Student Participation: The REU participant(s) will learn how to design and conduct a pilot eye-tracking study related to program comprehension in software engineering. The collected gaze data will then be analyzed through a data processing pipeline where differences will be observed between experts and novices based on several different eye-tracking metrics. Both quantitative and qualitative measures will be used to analyze the data. REU participant does not need any prior experience or have any preferred qualifications.
Intelligent Web-based Platform to Support Online Professional Learning Communities in CS Education (2 student openings possible)
Professional Learning Communities (PLCs) are a proven approach to improve teacher identity and engagement, leading to increased motivation and self-efficacy. Thus, PLCs can help teachers improve their instruction, directly impacting student learning and performance. However, teachers at rural areas might not have sufficient peers to form a PLC. This is particularly challenging for K-12 CS teachers as many schools either do not offer CS courses or only have one teacher teaching CS courses. Meanwhile, the advances in online or virtual community or collaborative platforms have grown tremendously due to the social media technologies. These platforms have features that enable or encourage collaboration and community activities, such as intelligent recommendations, informed sharing of resources, individualized experiences, and so on. This research project is aimed to develop a platform to support an online PLC for K-12 CS teachers using intelligent features, and to investigate the effectiveness of such features and how they impact teacher identity and their instruction.

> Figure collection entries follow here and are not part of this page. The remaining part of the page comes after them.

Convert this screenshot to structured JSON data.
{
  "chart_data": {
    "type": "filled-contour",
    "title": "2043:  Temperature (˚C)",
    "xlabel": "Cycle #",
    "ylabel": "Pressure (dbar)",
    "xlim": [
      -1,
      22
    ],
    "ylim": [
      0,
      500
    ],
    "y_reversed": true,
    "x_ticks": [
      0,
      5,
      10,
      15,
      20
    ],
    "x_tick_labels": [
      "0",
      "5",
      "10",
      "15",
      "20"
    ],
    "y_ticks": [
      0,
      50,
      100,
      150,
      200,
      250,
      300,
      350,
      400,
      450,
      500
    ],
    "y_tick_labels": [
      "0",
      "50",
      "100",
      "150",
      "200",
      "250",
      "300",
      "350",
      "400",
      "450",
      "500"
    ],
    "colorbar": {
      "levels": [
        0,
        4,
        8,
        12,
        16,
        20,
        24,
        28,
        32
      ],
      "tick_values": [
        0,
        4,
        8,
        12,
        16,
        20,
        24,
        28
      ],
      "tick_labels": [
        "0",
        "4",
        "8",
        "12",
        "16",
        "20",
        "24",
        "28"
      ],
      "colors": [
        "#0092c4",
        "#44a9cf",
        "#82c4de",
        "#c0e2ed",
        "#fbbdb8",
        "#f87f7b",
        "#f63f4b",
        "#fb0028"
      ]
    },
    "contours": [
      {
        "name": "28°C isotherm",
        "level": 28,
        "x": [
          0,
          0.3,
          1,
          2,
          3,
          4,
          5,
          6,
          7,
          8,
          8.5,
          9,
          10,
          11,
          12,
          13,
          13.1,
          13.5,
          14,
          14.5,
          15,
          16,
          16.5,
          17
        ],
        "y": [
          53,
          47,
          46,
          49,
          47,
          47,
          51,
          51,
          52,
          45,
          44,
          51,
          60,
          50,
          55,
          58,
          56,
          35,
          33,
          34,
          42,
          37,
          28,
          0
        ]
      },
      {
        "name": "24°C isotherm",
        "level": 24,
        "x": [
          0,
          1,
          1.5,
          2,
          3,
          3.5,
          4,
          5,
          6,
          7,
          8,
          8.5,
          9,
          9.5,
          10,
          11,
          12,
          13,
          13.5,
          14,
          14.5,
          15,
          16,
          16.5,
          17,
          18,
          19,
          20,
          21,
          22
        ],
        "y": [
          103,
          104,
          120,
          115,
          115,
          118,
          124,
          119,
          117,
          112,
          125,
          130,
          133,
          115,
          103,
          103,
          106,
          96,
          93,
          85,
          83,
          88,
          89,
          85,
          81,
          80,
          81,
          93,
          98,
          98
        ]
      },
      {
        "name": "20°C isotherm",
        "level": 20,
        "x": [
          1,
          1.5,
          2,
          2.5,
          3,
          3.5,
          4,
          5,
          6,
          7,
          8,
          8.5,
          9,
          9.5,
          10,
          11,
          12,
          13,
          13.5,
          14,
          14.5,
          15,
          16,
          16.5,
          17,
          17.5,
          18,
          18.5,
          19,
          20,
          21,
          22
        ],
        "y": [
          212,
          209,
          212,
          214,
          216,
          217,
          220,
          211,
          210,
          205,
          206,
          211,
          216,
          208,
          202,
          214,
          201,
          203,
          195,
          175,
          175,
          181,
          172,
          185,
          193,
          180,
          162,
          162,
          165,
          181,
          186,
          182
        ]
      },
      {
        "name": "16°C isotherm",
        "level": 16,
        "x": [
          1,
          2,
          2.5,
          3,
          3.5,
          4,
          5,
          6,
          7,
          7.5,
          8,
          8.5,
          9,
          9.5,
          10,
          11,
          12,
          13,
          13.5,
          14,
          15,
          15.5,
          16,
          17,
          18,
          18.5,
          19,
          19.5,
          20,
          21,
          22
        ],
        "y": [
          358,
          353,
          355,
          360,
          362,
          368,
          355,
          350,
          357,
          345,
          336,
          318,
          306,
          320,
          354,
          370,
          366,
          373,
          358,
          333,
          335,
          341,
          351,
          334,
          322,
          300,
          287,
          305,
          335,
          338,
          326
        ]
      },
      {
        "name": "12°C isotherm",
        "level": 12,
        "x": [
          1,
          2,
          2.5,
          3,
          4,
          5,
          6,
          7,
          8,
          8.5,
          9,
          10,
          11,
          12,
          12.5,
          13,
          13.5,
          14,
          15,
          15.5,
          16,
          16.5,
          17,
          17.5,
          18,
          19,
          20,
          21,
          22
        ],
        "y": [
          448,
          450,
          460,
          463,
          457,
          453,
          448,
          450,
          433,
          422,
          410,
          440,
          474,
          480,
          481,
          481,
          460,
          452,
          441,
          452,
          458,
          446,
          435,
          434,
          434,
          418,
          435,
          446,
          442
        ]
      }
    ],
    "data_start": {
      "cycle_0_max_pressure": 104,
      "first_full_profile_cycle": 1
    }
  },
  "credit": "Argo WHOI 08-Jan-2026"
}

Student Participation: The REU participant(s) will help develop and implement online features for the intelligent Web-based platform to engage and motivate K-12 CS teachers. They will also help carry out investigations including establishing research questions, analyzing qualitative and quantitative data, and reporting on findings. This research will help us better understand barriers and facilitators involved in online Professional Learning Communities (PLCs) for K-12 CS teachers in particular, and for K-12 teachers in general, especially those in the rural areas. REU participant does not need any prior experience or have any preferred qualifications.